The A4 article’s headline was “the agent ran 50 experiments overnight on a Spark and the box stayed up.” Both are still true. What this observability pass adds is the qualifier: the agent ran 50 experiments, but only ~14 of them were genuinely new experiments — the rest were the agent’s k=5 rolling window failing to teach it that it had already covered the same ground.

That’s a useful thing to know about LLM-driven loops in general. Agents with bounded prompt history are biased toward whatever mode the rolling window happens to anchor on. They look like they’re exploring because the loop counter increments. They’re not. The loop counter and the search-space coverage are two different things, and only one of them shows up in a status dashboard.

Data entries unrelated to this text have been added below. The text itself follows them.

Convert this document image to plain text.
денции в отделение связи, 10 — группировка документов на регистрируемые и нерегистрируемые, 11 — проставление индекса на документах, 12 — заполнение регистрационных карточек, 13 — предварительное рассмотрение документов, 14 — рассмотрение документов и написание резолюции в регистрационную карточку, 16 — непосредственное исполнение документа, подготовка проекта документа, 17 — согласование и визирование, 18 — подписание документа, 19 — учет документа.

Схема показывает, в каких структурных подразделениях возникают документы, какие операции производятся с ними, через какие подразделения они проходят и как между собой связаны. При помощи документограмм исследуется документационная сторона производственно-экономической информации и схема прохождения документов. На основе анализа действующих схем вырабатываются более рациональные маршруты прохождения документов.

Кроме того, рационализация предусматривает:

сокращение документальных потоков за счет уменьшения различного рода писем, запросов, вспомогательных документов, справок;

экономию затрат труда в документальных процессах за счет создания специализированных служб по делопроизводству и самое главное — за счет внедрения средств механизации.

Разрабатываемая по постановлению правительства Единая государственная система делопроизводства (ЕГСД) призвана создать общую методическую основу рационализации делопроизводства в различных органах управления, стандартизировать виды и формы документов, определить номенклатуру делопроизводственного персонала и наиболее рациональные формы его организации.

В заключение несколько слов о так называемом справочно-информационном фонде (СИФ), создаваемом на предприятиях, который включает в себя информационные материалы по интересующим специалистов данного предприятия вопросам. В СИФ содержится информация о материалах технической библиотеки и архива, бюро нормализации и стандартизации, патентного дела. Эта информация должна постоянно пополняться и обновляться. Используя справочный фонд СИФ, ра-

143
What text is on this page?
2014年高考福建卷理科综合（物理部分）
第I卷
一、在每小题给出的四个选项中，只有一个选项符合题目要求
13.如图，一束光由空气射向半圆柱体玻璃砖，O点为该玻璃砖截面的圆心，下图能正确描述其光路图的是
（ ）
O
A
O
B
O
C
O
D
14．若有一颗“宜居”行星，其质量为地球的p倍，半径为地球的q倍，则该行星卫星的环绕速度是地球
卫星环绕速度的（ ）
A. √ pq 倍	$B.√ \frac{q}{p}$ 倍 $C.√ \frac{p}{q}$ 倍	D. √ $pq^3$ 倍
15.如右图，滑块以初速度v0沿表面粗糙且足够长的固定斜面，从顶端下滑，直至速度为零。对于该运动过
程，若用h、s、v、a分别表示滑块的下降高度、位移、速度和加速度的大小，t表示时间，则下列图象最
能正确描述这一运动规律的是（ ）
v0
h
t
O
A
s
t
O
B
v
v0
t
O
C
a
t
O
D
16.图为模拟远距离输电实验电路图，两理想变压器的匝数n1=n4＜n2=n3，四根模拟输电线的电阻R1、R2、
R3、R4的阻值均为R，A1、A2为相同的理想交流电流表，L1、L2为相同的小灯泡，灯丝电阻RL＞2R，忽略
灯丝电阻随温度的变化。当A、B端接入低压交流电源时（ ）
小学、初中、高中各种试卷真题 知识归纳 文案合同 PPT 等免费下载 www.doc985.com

The fix is observability that runs continuously, not retrospectively. A4.2 should land agent_loop.py writing per-iter knob-coverage and pair-repeat numbers to a sidecar JSON so the next time someone watches the overnight run progress, they’re watching exploration, not iteration count. The Spark substrate was free; the corpus quality is what determined whether downstream work could use it. Measuring corpus quality cheaply, while the loop is still running, makes the next overnight worth running.

State of the apps

The Autoresearch arc now has nine pieces: A4 (the loop), A5 (the rails), A6 (the rerank we never finished), A7 (the curator pre-prep), A8 (the LoRA distillation), A8.2 implied (the rematch, blocked on more corpus), and now A9 (this observability pass). The remaining open work is A4.2 — the 200-iter rerun with anti-repeat and (ideally) widened prompt history. After that runs, the A8 rematch becomes the next natural article: same recipe, the corpus distillation actually had a chance to learn from.

Other arcs unchanged. Second Brain is at four articles, LLM Wiki opener still queued, Looking Beyond Spark at three.